According to the NIH, proposed pioneering work must be high-impact and “reflect ideas that are substantially different” from the researcher’s current program. Kwong’s lab has been focused on engineering synthetic sensors until now. With this project, he’s shifting to reengineering living cells.
“For years, we’ve been designing ultra-sensitive sensors to detect cancer or the response to immunotherapy drugs. They function as sentinels and report on sites of disease by producing a signal that can be detected from a biofluid such as urine,” he said. “They’ve been inorganic probes that don’t have a memory or know how to think. Our goal is to develop a living sensor — immune cells that can traffic through the body and act as a long-lived pool of sentinels.”

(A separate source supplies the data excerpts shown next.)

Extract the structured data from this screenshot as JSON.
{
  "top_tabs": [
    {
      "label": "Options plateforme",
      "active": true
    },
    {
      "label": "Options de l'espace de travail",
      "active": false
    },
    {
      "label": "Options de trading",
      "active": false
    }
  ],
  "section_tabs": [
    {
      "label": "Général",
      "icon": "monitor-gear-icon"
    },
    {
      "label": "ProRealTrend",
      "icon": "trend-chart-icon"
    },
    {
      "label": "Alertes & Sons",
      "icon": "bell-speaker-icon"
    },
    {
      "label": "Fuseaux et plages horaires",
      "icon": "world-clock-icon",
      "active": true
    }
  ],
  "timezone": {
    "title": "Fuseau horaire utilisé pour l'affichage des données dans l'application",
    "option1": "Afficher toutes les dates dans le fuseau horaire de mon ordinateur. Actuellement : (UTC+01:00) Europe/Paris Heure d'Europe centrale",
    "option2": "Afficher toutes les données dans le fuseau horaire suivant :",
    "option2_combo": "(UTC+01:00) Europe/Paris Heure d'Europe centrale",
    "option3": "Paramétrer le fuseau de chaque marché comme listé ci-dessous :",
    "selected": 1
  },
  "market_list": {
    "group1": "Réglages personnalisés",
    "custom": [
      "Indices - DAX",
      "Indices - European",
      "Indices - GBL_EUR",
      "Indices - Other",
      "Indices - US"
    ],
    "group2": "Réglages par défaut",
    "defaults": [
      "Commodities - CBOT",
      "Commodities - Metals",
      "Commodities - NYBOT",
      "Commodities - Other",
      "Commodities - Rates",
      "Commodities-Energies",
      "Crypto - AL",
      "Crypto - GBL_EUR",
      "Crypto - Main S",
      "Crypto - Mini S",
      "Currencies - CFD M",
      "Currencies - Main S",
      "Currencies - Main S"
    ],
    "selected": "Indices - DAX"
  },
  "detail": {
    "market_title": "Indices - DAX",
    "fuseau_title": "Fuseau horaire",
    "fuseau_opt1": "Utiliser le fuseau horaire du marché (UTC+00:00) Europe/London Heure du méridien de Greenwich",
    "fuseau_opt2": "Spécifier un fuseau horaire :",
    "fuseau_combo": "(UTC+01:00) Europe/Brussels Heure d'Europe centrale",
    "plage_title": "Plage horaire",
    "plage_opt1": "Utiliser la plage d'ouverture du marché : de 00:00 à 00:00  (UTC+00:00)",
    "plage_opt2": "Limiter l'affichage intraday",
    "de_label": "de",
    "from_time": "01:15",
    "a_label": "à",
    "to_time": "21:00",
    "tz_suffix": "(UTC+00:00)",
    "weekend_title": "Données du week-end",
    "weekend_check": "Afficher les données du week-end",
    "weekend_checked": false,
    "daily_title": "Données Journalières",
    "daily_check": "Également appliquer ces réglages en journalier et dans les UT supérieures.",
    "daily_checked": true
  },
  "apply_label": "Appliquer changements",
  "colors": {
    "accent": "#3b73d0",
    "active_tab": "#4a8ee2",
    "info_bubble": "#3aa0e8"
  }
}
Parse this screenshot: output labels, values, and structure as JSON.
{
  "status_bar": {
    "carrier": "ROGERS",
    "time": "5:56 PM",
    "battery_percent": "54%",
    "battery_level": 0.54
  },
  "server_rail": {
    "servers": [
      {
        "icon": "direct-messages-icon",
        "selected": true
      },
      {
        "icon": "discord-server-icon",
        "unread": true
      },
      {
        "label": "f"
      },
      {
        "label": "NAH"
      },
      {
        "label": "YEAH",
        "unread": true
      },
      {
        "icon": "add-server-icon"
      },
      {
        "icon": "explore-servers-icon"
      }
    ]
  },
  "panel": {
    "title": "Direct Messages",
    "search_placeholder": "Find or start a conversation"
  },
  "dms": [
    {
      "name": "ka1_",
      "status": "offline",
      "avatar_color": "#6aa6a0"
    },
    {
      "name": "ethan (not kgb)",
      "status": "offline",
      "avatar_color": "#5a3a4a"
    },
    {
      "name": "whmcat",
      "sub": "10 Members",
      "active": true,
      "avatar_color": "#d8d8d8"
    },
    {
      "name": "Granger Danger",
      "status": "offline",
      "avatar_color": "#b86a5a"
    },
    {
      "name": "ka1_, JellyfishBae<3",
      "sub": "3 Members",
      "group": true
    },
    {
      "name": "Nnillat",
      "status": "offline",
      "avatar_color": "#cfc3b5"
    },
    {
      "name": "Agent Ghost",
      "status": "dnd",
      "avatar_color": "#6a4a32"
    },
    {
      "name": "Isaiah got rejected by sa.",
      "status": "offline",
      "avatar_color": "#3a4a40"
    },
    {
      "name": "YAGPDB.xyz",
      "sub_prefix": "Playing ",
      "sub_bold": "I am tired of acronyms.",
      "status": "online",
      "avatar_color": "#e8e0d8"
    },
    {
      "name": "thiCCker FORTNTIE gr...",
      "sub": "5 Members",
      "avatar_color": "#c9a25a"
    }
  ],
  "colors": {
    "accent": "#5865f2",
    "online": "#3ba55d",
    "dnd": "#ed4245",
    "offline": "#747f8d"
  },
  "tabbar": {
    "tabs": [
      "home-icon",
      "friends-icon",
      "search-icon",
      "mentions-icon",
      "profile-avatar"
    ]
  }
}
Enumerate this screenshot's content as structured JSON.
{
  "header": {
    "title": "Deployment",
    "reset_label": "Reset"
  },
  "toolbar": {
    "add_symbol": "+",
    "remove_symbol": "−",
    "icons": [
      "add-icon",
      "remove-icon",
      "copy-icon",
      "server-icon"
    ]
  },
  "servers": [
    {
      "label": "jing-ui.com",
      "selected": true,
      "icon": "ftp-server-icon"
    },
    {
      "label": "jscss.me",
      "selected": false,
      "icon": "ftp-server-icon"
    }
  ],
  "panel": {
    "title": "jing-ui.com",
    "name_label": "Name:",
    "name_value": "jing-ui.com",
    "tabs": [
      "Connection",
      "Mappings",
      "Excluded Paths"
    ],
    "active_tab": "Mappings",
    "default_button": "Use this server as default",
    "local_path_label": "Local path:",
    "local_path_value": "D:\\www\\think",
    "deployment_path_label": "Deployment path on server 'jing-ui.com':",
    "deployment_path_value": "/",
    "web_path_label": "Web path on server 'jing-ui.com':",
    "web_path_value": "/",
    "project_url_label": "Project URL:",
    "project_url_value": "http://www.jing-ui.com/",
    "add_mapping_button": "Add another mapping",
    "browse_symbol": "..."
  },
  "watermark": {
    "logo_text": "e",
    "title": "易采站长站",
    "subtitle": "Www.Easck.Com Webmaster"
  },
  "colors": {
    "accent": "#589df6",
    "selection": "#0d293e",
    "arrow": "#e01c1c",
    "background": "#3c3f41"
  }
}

Kwong is driven by the potential threat of cancer dormancy. Many cells leave the primary tumor and enter the body’s circulation. Called circulation tumor cells, or CTCs, they are typically short-lived and don’t lead to metastasis. Sometimes, however, a few of these cells may find their way to a distant organ and hide there, despite seemingly successful cancer treatment. These cells can wait for years, or even decades, before reawakening. So, patients with no evidence of disease could harbor dormant cancer and remain at risk of metastatic relapse for the rest of their lives.
“Currently, there is no good way to monitor these dormant cells or their reawakening,” Kwong said. “But we are living in an entirely new era of medicine and cancer immunotherapy where we can design T cells as living medicines. We see this as an opportunity to not only build a future where immune cells are engineered as therapies, but also as living sensors.”
The idea is to use the same T cells that are grafted into a patient as cancer-fighters as lifelong sensors that are continuously on the lookout for future disease.
“Once we figure out how to engineer these cells, we’ll likely transition to a phase where we’re talking more about earlier detection and preventative medicine,” Kwong said. “Our new drugs are already working much, much better than before. Imagine if we can keep the cancer from coming back for years and years and intervene at the earliest stages of recurrence. That’s the high reward.”